I used -5V as the input voltage. The output voltage was reading from an Ardunio Uno (resolution 10 bits). The resistance of the photoresistor can be calculated as below.

R = - RF * Vin / Vout


The measurable resistance range is decided by the resistance RF of the reference resistor. Taking the RF = 1k in the schematic and Vin = -5V as an example, the measurable resistance of the photoresistor is from 1k (Vout = 5V) to 1.023M (Vout = 1/1023 * 5V), despite of the decreased accuracy in the large resistance range.

Question

Now I need to measure the real-time resistance change of the photoresistor over a larger resistance range (1k to 100M).

Is there a way to improve this circuit, to be able to measure the dynamic resistance values of the photoresistor over at least five magnitudes (1k to 100M)?

I read this post "Reading dynamic resistance values over a wide range" but I still want to keep with the inverting op-amp for its linear output, which makes it easier to calibrate the light intensity for my test.

In the meantime, I also try to divide it to several ranges. I am using extra analog input ports on Arduino to read from extra inverting op-amps with shared photoresistor but different RF, i.e., op-amps in parallel. As shown in the schematic below, I planned to use a current mirror to provide the same input for these op-amps, and use different reference resistors in these op-amps. By carefully selecting these reference resistors, it should be possible to have at least one output with good resolution. However, this design may produce very high voltage to damage the Arduino...

simulate this circuit

Follow up on July 29, 2019

Thanks to @GRTech 's suggestion of using a log amplifier, I simply put the photoresistor in a log amplifier as shown in the schematic below.

simulate this circuit

According to the calculation:

Vout = n * VT * ln(Vin / (R * Is))


The measurable resistance range would be largely increased as shown in the picture below. I think I just need to figure out a way to make the output voltage to span from 0 to 5V to maximize the resolution on Arduino analog input.

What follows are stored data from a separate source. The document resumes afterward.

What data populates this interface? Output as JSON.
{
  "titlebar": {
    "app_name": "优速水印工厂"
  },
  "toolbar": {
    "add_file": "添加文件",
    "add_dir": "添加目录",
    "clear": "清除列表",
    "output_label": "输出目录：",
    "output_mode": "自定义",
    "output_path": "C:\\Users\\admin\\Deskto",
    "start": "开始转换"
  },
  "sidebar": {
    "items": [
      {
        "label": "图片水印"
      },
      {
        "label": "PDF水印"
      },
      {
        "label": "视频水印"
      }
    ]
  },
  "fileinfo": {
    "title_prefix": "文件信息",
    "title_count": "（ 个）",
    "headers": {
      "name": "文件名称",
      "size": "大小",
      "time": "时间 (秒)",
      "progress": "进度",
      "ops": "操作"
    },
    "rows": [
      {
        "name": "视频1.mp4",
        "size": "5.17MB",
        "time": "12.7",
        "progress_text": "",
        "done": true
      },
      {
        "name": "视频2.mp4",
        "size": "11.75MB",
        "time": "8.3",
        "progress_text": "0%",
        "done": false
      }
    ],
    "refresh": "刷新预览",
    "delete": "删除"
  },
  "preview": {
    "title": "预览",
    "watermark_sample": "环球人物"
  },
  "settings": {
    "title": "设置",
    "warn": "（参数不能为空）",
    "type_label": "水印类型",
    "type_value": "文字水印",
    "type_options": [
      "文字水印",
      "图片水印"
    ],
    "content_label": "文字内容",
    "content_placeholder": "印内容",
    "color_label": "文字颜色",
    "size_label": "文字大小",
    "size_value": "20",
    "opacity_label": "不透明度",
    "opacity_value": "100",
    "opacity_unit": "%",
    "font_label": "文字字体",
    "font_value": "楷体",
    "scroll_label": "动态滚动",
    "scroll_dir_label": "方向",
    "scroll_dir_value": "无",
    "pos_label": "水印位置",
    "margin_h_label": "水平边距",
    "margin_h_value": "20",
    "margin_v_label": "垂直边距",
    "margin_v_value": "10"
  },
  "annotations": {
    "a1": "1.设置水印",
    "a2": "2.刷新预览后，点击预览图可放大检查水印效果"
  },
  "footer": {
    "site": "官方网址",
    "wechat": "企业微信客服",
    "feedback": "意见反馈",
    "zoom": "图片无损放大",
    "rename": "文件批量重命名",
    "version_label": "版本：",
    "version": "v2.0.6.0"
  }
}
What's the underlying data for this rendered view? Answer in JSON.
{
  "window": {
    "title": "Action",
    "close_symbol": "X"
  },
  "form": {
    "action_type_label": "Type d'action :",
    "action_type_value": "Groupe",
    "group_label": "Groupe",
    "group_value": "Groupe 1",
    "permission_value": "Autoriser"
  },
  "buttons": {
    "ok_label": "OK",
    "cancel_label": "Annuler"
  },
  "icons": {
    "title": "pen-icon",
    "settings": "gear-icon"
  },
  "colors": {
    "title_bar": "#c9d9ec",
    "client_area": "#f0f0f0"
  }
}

• Usually souch wide range measurements using logarithmic resolution and consiquently based in log and/or square root amplifiers. This is common especially on photodiode applications Commented Jul 27, 2019 at 2:16
• Hi @GRTech Thanks for your suggestion. I've updated the question with a log-amp circuit trial in the end. Is that what you meant? I am a mechanical engineer and very new to circuit design... Commented Jul 29, 2019 at 16:11
• Exactlly. Then you can drive an Analoge-to-Digital converter (Arduino?) to have a full resolution in entire band. Commented Jul 29, 2019 at 23:35

The circuit in your follow-up does provide a logarithmic response. But look what happens when the diode temperature changes (lines are separated by 10 C):

You could just amplify and shift this response to fit your ADC, but temperature compensation would be needed (and not trivial).

Neil_UK's answer provided in the link you mentioned could be used as an input for a variable current source and controlled by the uC as an auto-range resistance measurement device.

RS is your sensor. Each RR V2 pair represents a digital output with a range resistor. I'm assuming you can provide $$\\pm5V\$$ to the op. amps. and your uC provides $$\0V\$$ and $$\3.3V\$$ at the output. Please adapt to your case as the op. amp. here is not rail-to-rail.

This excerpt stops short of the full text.